Trascorre più o meno un altro lustro e torna all’Inter, con Mancini in panchina. Perché diceva sempre di sì alla Beneamata?
“Semplicemente perché loro mi chiamavano e io non riuscivo a dire di no. Anzi, rispondevo subito con un sì entusiasta. Poi io ringrazierò sempre Mancini. Mi ha fatto esordire in nerazzurro e mi ha voluto poi anni dopo ancora con lui a Milano”.
Pensa che l’Inter di Mancini avrebbe potuto fare di più?
“Direi di sì. Eravamo partiti bene. Avevamo staccato la Juve ed eravamo primi in classifica. Peccato che in due mesi, tra gennaio e febbraio, abbiamo buttato via tutto”.
Con De Boer invece il rapporto non è mai nato. Tanto che sia lei sia Erkin lo avete definito come il peggior allenatore della storia dell’Inter.
“Io non giudico la sua carriera, ma quanto fatto in nerazzurro.

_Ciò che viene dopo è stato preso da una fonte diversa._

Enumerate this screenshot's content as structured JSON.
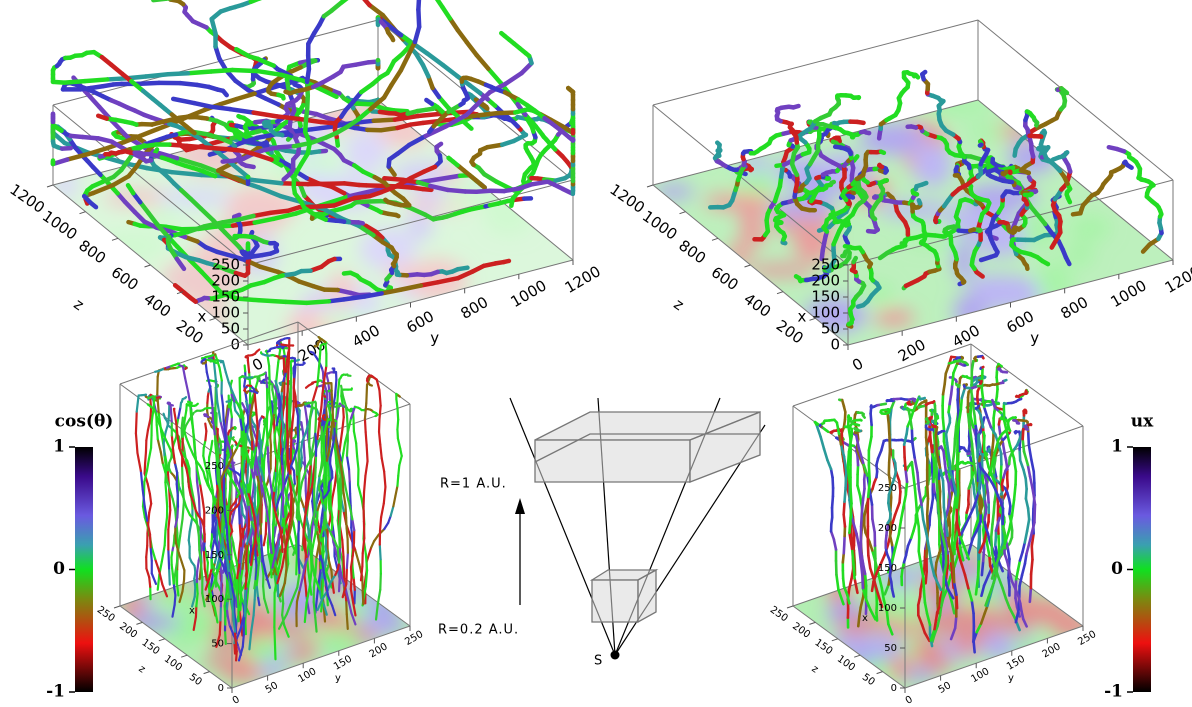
{
  "panels": [
    {
      "x_label": "x",
      "y_label": "y",
      "z_label": "z",
      "xlim": [
        0,
        250
      ],
      "ylim": [
        0,
        1200
      ],
      "zlim": [
        0,
        1200
      ],
      "xticks": [
        0,
        50,
        100,
        150,
        200,
        250
      ],
      "yticks": [
        0,
        200,
        400,
        600,
        800,
        1000,
        1200
      ],
      "zticks": [
        200,
        400,
        600,
        800,
        1000,
        1200
      ]
    },
    {
      "x_label": "x",
      "y_label": "y",
      "z_label": "z",
      "xlim": [
        0,
        250
      ],
      "ylim": [
        0,
        1200
      ],
      "zlim": [
        0,
        1200
      ],
      "xticks": [
        0,
        50,
        100,
        150,
        200,
        250
      ],
      "yticks": [
        0,
        200,
        400,
        600,
        800,
        1000,
        1200
      ],
      "zticks": [
        200,
        400,
        600,
        800,
        1000,
        1200
      ]
    },
    {
      "x_label": "x",
      "y_label": "y",
      "z_label": "z",
      "xlim": [
        0,
        250
      ],
      "ylim": [
        0,
        250
      ],
      "zlim": [
        0,
        250
      ],
      "xticks": [
        0,
        50,
        100,
        150,
        200,
        250
      ],
      "yticks": [
        0,
        50,
        100,
        150,
        200,
        250
      ],
      "zticks": [
        50,
        100,
        150,
        200,
        250
      ]
    },
    {
      "x_label": "x",
      "y_label": "y",
      "z_label": "z",
      "xlim": [
        0,
        250
      ],
      "ylim": [
        0,
        250
      ],
      "zlim": [
        0,
        250
      ],
      "xticks": [
        0,
        50,
        100,
        150,
        200,
        250
      ],
      "yticks": [
        0,
        50,
        100,
        150,
        200,
        250
      ],
      "zticks": [
        50,
        100,
        150,
        200,
        250
      ]
    }
  ],
  "colorbars": [
    {
      "title": "cos(θ)",
      "range": [
        -1,
        1
      ],
      "ticks": [
        1,
        0,
        -1
      ]
    },
    {
      "title": "ux",
      "range": [
        -1,
        1
      ],
      "ticks": [
        1,
        0,
        -1
      ]
    }
  ],
  "diagram": {
    "outer_label": "R=1 A.U.",
    "inner_label": "R=0.2 A.U.",
    "source_label": "S"
  }
}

Sarà pure anche un grande mister, ma a Milano, a livello di persona, non ha legato con nessuno dello spogliatoio. Nemmeno con chi giocava titolare aveva un buon rapporto. Quindi è chiaro che per quanto mi riguarda sia il peggiore allenatore che ho avuto all’Inter. Pure con Pioli non giocavo tanto, ma lui è una persona meravigliosa…”.
Ma di particolare cosa fece De Boer per inimicarsi tutti voi?
“Il termine più giusto è arrogante. Credeva di sapere tutto lui. E così non è entrato in simpatia con nessuno”.
Quale è stata la gioia più grande all’Inter?
“Il gol col Mazembe. E quando, dopo un anno fuori per infortunio, sono tornato e ho segnato subito contro il Frosinone”.
E la delusione più grande?
“L’anno con de Boer (ride, ndr)”.
Chi è stato secondo lei il compagno più forte con cui ha giocato?
“Le dico Zanetti per l’uomo che è. E per lo stesso motivo aggiungo pure Eto’o, una persona per bene”.
Chi è stato il compagno di reparto più forte invece?
“Purtroppo non ho giocato un anno intero con Adriano o con Ibra. Ma che giocatori Milito e per l’appunto Eto’o”.